We are firm believers in agile Project Management, and Jira is our gospel. It shouldn’t come as a surprise that Scrum is our default project regime, however with design process we find that Kanban is more suitable approach. That is mainly because it is still a phase of discovery, where features reveal their true complexity and each should get exactly the amount of time it requires. Each feature has it’s own respective task and at this phase they are either at To Do or Design in Progress stage.
After the design work is done, the feature is moved to Design Review status, when you and the development team are giving it a final approval. If something needs correction, the feature goes back to To Do or,If it's finished, it changes status to Ready for Development and awaits it's turn in the developers backlog.
Once we reach a certain mass of completed designs, the project enters a next phase–we begin the implementation and Scrum comes into rule. What it means is that we will organize the list of our features with completed designs and cucumbers reflecting their business priority; or in our jargon: we’ll prioritize the backlog.
If Scrum puts our work routine into cycles–Backlog Refinement meeting would be the beginning of such. The team of developers gathers to break down to sub–tasks as many user stories as they can and define the workload they will require to complete.
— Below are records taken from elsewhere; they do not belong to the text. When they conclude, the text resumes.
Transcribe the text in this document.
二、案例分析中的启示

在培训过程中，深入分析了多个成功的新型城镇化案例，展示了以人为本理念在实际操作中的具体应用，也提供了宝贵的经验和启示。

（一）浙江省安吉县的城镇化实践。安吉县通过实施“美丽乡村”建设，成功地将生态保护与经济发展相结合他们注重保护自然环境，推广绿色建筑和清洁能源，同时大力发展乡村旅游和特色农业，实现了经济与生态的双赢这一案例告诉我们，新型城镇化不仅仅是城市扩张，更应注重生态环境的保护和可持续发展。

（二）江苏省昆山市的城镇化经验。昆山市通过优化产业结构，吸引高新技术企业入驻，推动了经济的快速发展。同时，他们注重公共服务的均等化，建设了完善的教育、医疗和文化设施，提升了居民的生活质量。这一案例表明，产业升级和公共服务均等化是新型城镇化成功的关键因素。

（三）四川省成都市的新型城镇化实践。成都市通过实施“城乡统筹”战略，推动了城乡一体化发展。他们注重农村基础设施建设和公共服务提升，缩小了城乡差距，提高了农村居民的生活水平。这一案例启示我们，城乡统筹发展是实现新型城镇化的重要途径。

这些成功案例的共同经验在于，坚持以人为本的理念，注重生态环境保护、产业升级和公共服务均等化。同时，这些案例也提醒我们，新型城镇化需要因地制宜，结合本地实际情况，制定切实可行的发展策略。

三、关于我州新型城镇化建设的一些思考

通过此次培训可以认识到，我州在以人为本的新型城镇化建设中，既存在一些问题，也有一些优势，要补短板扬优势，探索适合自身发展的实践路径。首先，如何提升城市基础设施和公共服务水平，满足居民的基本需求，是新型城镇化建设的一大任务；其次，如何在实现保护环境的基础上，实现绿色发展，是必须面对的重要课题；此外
First sprint is called sprint 0 and it usually takes about a week. During this sprint, we prepare the foundation for the project–DB, environment, FE base. It’s pure “under the hood”, so you shouldn’t expect to see any deliverables at that stage.
Every other sprint however will focus around implementing user stories and is likely to take 2 weeks. Precedented with Backlog Refinement meeting, we will have a Sprint Planning meeting, when the team grabs estimated user stories from the top of the backlog. Project Manager will monitor the capacity of the team for the upcoming sprint and that the features defined by you as most important will be included first.
When the sprint reaches its end, and development team will be ready to reemerge and present you with what they have accomplished to you at the arranged Demo meeting, usually taking place over Skype or other video conference software. That is another checkpoint with you–do you like what we did and how it works? Is it what you have envisioned? Here feature can be directed to either rework or placed in the waiting line for deploy/release.
At the end of each sprint we also hold a Sprint Retrospective meeting, which gives the team an opportunity to discuss which practices work great and should be nurtured and what we’d do differently next time around. This process of iteration, where we move towards better and reduce what’s hindering us is a heart of agile development and scrum model.
If you are keen on lean product, this philosophy can also be present in your strategy of bringing your product to market. We will help you define what the MVP scope of your product is, and while developing more sophisticated features to your app we will also be able to quickly respond to your first user feedback and market traction. The process is done when you say it’s done.